Déclarée non conciliée le 30 juin 2017, la cause a été portée devant le Tribunal le 22 août 2017. A______ SA a principalement conclu à l'inefficacité du congé, subsidiairement à son annulation, et plus subsidiairement, à ce qu'il lui soit octroyé une prolongation de bail de six ans.

k. Dans sa réponse du 13 septembre 2017, B______ SA a allégué que le solde en date du 30 septembre 2017 se montait à 105'740 fr. et que la garantie de loyer n'avait toujours pas été constituée.

l. Une audience de débats s'est tenue le 9 novembre 2017, lors de laquelle A______ SA a notamment sollicité l'audition de C______, comptable de B______ SA. Celle-ci a produit un décompte locataire indiquant une dette de loyers de 6'080 fr. à la fin de l'année 2016, après compensation d'un montant de 19'319 fr. 55 avec les loyers dus de 25'399 fr. 55.

F______, administrateur et actionnaire de B______ SA, a déclaré que le motif du congé était le défaut de paiement de loyers. Avant l'envoi de l'avis comminatoire du 1er mars 2017, il avait reçu un versement pour l'année 2017 de 8'920 fr. le 8 février 2017. Par rapport aux arriérés de l'année 2016, tous les versements figuraient sur la pièce 10 de son chargé, à l'exception de deux paiements effectués en espèces. Le bail incluait les locaux, mais également le matériel, les outils et le stock. Il reconnaissait par ailleurs un montant compensatoire de 19'319 fr. 55 relatif à la sous-location par la bailleresse d'un local compris dans la surface louée à A______ SA et à la réparation de certains véhicules.

G______, administrateur de A______ SA, a déclaré que durant six mois, B______ SA avait préféré qu'il verse les loyers en espèces, ce qu'il avait fait, et que le décompte produit par F______ faisait abstraction de certains éléments. Il ne pensait pas être à jour dans le règlement des loyers, mais il devait procéder à un calcul précis. Il s'occupait également de la gestion de l'immeuble ou de certains travaux d'entretien et avait des prétentions à faire valoir à ce propos, qu'il entendait compenser avec les loyers impayés. Lors de l'avis comminatoire du 1er mars 2017, il ne savait pas si les loyers étaient à jour ou non.
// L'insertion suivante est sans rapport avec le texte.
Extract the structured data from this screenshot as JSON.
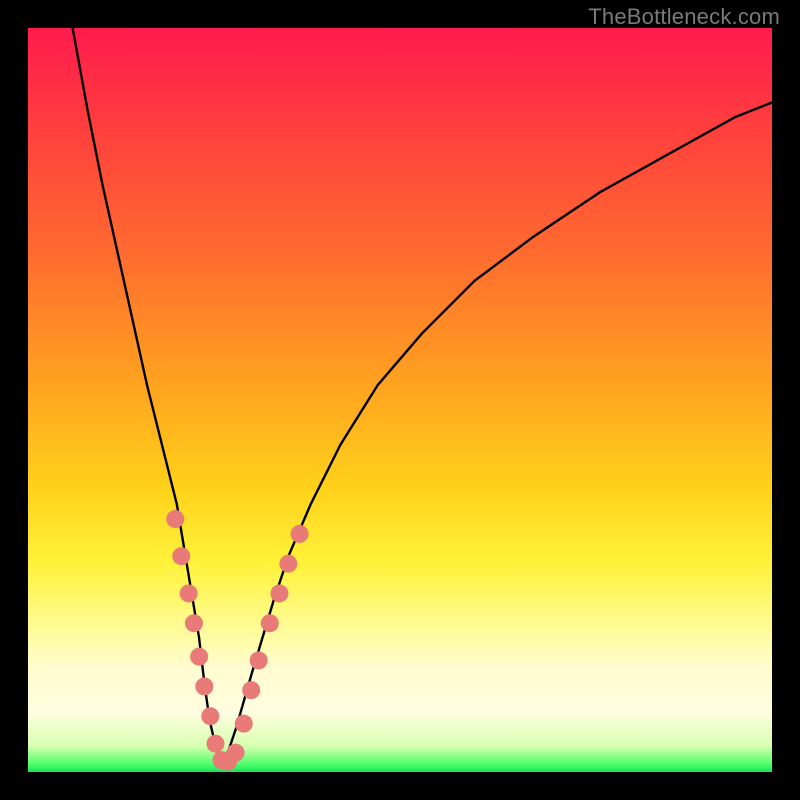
{
  "watermark": "TheBottleneck.com",
  "colors": {
    "frame": "#000000",
    "curve_stroke": "#000000",
    "dot_fill": "#e87a78",
    "gradient_top": "#ff1a4d",
    "gradient_bottom": "#18e05a"
  },
  "chart_data": {
    "type": "line",
    "title": "",
    "xlabel": "",
    "ylabel": "",
    "xlim": [
      0,
      100
    ],
    "ylim": [
      0,
      100
    ],
    "grid": false,
    "legend": false,
    "annotations": [
      "TheBottleneck.com"
    ],
    "series": [
      {
        "name": "bottleneck-curve-left",
        "x": [
          6,
          8,
          10,
          12,
          14,
          16,
          18,
          20,
          21,
          22,
          23,
          23.7,
          24.4,
          25.2,
          26
        ],
        "values": [
          100,
          89,
          79,
          70,
          61,
          52,
          44,
          36,
          30,
          24,
          18,
          12,
          7,
          3.5,
          1.2
        ]
      },
      {
        "name": "bottleneck-curve-right",
        "x": [
          26,
          27,
          28,
          29,
          30,
          31.5,
          33,
          35,
          38,
          42,
          47,
          53,
          60,
          68,
          77,
          86,
          95,
          100
        ],
        "values": [
          1.2,
          3,
          6,
          9.5,
          13,
          18,
          23,
          29,
          36,
          44,
          52,
          59,
          66,
          72,
          78,
          83,
          88,
          90
        ]
      }
    ],
    "dots": [
      {
        "name": "left-arm",
        "x": 19.8,
        "y": 34
      },
      {
        "name": "left-arm",
        "x": 20.6,
        "y": 29
      },
      {
        "name": "left-arm",
        "x": 21.6,
        "y": 24
      },
      {
        "name": "left-arm",
        "x": 22.3,
        "y": 20
      },
      {
        "name": "left-arm",
        "x": 23.0,
        "y": 15.5
      },
      {
        "name": "left-arm",
        "x": 23.7,
        "y": 11.5
      },
      {
        "name": "left-arm",
        "x": 24.5,
        "y": 7.5
      },
      {
        "name": "trough",
        "x": 25.2,
        "y": 3.8
      },
      {
        "name": "trough",
        "x": 26.0,
        "y": 1.6
      },
      {
        "name": "trough",
        "x": 26.9,
        "y": 1.4
      },
      {
        "name": "trough",
        "x": 27.9,
        "y": 2.6
      },
      {
        "name": "right-arm",
        "x": 29.0,
        "y": 6.5
      },
      {
        "name": "right-arm",
        "x": 30.0,
        "y": 11
      },
      {
        "name": "right-arm",
        "x": 31.0,
        "y": 15
      },
      {
        "name": "right-arm",
        "x": 32.5,
        "y": 20
      },
      {
        "name": "right-arm",
        "x": 33.8,
        "y": 24
      },
      {
        "name": "right-arm",
        "x": 35.0,
        "y": 28
      },
      {
        "name": "right-arm",
        "x": 36.5,
        "y": 32
      }
    ]
  }
}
Il s'est finalement engagé à payer les loyers des mois de novembre et décembre 2017.

m. Le 12 janvier 2018, A______ SA a produit notamment des échanges de courriels entre les parties dont il découle qu'elles étaient en discussion, entre l'envoi des différents avis comminatoires, au sujet d'éventuelles compensations de créances. B______ SA a produit des factures de loyers et des décomptes actualisés.

n. Par ordonnance du 26 février 2018, le Tribunal a considéré que la cause était en état d'être jugée, sans autre mesure probatoire, et qu'une audience de plaidoiries finales serait fixée.

o. Lors de l'audience du 17 mai 2018, A______ SA a produit notamment des factures invoquées en compensation du montant réclamé et un relevé de compte établi par B______ SA dans le cadre d'une autre procédure, faisant état d'un solde de 12'500 fr. pour les loyers de 2015, de 6'080 fr. pour les loyers de 2016, de 99'660 fr. pour les loyers de 2017, de 12'500 fr. pour les loyers de 2018 et d'un montant de 2'500 fr. pour une facture relative au serveur et au téléphone.

Les parties ont ensuite persisté dans leurs conclusions lors des plaidoiries finales, à la suite desquelles la cause a été gardée à juger.

 

EN DROIT

1. 1.1 L'appel est recevable contre les décisions finales et les décisions incidentes de première instance (art. 308 al. 1 let. a CPC). Dans les affaires patrimoniales, l'appel est recevable si la valeur litigieuse au dernier état des conclusions est de 10'000 fr. au moins (art. 308 al. 2 CPC).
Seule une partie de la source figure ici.